The Challenged America 2005 Transpac Team has been selected.
>From 44 original candidates with disabilities, living throughout the
United States and Canada, Mexico, Europe and South Africa, the six Challenged America "A" Team members are:

* Ryan Baker - paraplegic (San Diego, CA);
* Jim Halverson - leg amputee and cancer survivor (San Juan Capistrano, California);
* Urban Miyares - total blind, hearing impaired, organ transplant recipient, diabetes (San Diego, California);
* Jeff Reinhold - quadriplegic (Seattle, Washington):
* Joshua Ross, skipper (San Diego, California); and,
* Kevin Wixom - leg amputee (San Diego, California).

The Challenged America Transpac "B" Team consists of the Transpac veterans from the 2003 Team, and others with disabilities.

Follow the route and daily reports of the Challenged America Transpac Team on www.YachtRacing.com, beginning on July 11, 2005, and look for the ESPN Transpac Special on television in the summer or fall, with Team Challenged America sure to be spotlighted.

Challenged America was founded in the late 1970's by disabled veterans desiring to further their own rehabilitation. Today Challenged America is a charitable program of the Disabled Businesspersons Association, a 501(c)(3) nonprofit. Providing free learn-to-sail and advanced sailing programs for kids, adults and disabled veterans with disabilities, funding for this year-round rehabilitation program comes mainly from vessel donations and contributions by business and the general public. The Challenged America Transpac racing boat, B'Quest (a Tripp 40 sailboat) was donated to Challenged America by Brian and Suzanne Hull of Coronado, California. Hundreds of sailors with disabilities and their loved ones, from around the world, participate in Challenged America programs each year.
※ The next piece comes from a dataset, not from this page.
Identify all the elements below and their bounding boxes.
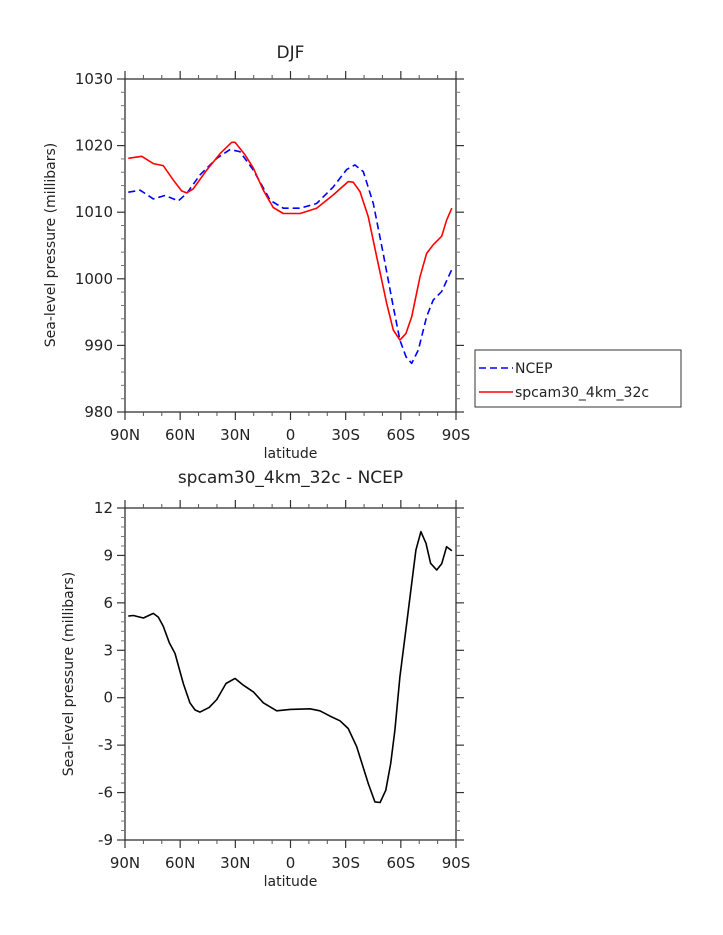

For additional information on CHALLENGED AMERICA and to support their 2005 Transpac campaign, contact Urban Miyares at CHALLENGED AMERICA, 2240 Shelter Island Drive, Suite 110, San Diego, California, 92106, telephone (619) 523-9318, email: Port@ChallenghedAmerica.org, or visit www.ChallengedAmerica.org.


About Challenged America:

In the late 1970's two disable veterans in wheelchairs, having a love for the sea and wanting to further their own rehabilitation, were unable to find a sailing programs able to meet their unique needs, challenges and goals. They then purchased a sailboat (a Cal 20) and invited others to sail with them, developing adaptations to their sailboat as they honed skills and sailing abilities. By the late 1980's the two disabled veterans were joined by others )disabled veterans and non-veterans, as well as the able-bodied) as crew to regularly race in coastal and offshore events. Their boat was now a larger,34 foot racer -- a Beneteau First Class 10.

The 1990 San Diego to Ensenada International Yacht Race found this crew of sailors with and without disabilities competing. "Challenged America" was formally launched with this race.

In 1992 the documentary video "Local Heroes: Challenged America" highlighted the Challenged America program as sailors with disabilities raced in an America's Cup sailboat (America II) alongside other America's Cup crew. The video was winner of the national Arts & Entertainment (A&E) CityVideos Award, and was nominated for an Emmy.

Challenged America soon became a rehabilitation program under the Disabled Businesspersons Association, a charitable 501(c)(3) volunteer-based organization, based at San Diego State University - Interwork Institute.

The Disabled Businesspersons Association is spotlighted in the "Guide To Effective Compassion" (a publication of The Acton Institute, Grand Rapids, MI) as "...one of the 150 most effective and compassionate charities in the nation."

Today, Challenged America (based on Shelter Island, San Diego, California) is a year-round, therapeutic, recreational rehabilitation sailing program providing free learn-to-sail and advanced sailing instruction and educational opportunities. Hundreds of people with and without disabilities, from around the world, participate in the Challenged America program yearly. (See "2003 Sea Report.")

Funding for the Challenged America charitable program is from public bequests, boat and real estate donations, corporate sponsorship and foundations.